Na posteridade da Segunda
Guerra Mundial, a expansão do
internacionalismo capitalista comandada pelos EUA e a polarização da Guerra Fria colocaram novos desafios ao avanço da agenda
desenvolvimentista. Quem se habituou a repetir, sem qualquer
senso crítico, que o Brasil perseguiu um "modelo" autárquico,
uma economia fechada, falsifica
fatos: a industrialização brasileira
foi acompanhada de uma profunda internacionalização da estrutura produtiva economia. Como
disse outro dia o professor Carlos
Lessa, estão aqui quase todas as
multinacionais importantes.
Os resultados, ainda que desiguais, não foram ruins. Comparada a qualquer outro período do
capitalismo, anterior ou posterior, a era desenvolvimentista e
keynesiana apresentou desempenho muito superior em termos de
taxas de crescimento do PIB, de
criação de empregos, de aumentos dos salários reais e, no caso de
países como o Brasil, ficou devendo a universalização dos direitos
sociais e econômicos.
Não se trata naturalmente de
reinventar nem de chorar o "desenvolvimentismo" perdido, de
resto uma experiência histórica
singular do capitalismo. Mas é
possível concluir, pelo menos,
que os "desenvolvimentistas" entendiam bastante de desenvolvimento.

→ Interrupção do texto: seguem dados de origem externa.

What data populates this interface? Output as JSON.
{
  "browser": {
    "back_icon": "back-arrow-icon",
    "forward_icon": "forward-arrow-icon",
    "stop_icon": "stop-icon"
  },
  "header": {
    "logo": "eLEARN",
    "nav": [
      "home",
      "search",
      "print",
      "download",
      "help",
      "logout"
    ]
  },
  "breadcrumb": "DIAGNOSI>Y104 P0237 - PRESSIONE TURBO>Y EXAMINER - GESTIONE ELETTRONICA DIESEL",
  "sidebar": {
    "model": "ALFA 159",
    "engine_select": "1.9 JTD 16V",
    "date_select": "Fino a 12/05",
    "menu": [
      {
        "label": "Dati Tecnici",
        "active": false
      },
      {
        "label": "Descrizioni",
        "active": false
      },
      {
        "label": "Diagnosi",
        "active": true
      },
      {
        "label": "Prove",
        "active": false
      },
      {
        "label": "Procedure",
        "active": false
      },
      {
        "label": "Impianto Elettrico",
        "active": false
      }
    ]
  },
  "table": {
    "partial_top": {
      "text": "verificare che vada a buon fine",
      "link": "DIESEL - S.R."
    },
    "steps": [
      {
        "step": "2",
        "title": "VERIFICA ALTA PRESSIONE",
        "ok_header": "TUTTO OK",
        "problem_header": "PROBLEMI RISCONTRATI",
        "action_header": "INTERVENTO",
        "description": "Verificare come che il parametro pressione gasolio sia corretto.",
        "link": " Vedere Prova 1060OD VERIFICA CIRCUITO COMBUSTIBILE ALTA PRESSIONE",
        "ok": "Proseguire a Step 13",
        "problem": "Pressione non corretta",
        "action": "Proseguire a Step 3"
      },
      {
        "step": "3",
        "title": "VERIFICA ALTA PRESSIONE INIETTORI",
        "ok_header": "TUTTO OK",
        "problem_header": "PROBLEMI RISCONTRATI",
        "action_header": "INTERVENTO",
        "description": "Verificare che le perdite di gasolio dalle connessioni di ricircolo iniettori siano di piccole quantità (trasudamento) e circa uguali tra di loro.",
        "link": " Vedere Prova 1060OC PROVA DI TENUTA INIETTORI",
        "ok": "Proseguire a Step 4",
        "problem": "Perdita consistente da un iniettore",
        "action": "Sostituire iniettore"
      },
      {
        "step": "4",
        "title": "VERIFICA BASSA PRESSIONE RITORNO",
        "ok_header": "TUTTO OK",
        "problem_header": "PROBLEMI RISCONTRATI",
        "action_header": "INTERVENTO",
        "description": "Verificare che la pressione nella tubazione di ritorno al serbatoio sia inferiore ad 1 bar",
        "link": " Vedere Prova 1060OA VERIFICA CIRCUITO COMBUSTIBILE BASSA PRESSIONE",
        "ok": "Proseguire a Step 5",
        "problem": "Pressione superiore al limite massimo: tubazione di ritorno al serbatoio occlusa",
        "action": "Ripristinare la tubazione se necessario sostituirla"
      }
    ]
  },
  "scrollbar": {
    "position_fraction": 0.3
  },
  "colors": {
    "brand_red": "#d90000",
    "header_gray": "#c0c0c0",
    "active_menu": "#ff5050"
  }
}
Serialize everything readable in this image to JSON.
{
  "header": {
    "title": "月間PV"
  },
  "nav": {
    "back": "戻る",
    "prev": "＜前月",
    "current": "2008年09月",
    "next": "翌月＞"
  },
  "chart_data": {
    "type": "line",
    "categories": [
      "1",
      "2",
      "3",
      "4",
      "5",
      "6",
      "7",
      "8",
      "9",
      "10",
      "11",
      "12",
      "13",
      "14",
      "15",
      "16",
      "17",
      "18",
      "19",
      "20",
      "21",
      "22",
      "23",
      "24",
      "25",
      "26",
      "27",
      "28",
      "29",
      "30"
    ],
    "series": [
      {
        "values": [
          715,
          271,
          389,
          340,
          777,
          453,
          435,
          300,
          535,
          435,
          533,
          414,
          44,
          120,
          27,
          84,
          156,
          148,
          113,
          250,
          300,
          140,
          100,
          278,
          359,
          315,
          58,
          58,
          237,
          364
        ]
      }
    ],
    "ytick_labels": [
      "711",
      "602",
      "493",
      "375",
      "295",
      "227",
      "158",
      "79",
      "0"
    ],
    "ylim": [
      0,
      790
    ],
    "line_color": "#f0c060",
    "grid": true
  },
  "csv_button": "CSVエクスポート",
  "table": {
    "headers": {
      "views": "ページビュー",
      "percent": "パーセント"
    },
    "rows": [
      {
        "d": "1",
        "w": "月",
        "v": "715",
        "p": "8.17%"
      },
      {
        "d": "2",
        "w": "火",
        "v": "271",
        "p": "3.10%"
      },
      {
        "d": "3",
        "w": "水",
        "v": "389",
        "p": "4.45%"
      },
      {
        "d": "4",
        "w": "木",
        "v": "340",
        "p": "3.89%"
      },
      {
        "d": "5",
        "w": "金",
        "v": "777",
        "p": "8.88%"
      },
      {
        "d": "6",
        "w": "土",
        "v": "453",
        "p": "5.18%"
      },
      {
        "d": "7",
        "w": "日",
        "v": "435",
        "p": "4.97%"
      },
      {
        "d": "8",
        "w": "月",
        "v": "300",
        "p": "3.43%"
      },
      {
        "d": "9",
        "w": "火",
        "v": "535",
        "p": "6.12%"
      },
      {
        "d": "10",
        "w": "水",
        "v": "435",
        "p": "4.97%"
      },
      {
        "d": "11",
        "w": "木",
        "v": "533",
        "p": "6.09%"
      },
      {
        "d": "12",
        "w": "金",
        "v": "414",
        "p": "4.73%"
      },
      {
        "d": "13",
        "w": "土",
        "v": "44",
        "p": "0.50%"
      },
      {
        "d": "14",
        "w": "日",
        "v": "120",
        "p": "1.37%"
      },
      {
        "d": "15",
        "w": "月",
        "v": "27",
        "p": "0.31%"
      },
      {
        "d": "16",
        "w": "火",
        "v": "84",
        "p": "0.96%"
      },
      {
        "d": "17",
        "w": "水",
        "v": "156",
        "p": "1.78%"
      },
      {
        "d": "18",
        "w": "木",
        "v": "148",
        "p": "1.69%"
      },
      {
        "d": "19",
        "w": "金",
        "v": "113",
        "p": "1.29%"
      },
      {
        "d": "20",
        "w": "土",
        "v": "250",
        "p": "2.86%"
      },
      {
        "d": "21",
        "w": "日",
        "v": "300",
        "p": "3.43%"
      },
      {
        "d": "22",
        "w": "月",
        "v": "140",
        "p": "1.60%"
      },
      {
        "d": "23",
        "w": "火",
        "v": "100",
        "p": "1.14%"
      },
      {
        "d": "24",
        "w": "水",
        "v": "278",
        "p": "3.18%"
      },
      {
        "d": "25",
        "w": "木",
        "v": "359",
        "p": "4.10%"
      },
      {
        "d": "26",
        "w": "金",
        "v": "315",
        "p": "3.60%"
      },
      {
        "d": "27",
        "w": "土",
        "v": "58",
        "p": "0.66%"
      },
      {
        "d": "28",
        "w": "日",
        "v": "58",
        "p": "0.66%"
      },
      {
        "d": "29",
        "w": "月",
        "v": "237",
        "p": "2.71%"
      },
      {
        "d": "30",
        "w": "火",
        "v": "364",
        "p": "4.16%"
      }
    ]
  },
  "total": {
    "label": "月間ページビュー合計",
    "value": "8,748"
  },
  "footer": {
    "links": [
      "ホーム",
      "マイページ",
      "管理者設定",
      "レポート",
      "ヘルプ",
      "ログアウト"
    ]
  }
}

Nos anos 90, o cosmopolitismo
liberal se lançou à aventura da
des-construção da idéia de nação.
Para tanto se embrenhou nos
misteres de ocultar e negar a existência de hierarquias e dominação nas relações internacionais,
de exaltar as virtudes regeneradoras da concorrência, de estigmatizar a coordenação do Estado. O
resultado todos estão vendo.
Luiz Gonzaga Belluzzo, 60, é professor titular de Economia da Unicamp (Universidade Estadual de Campinas).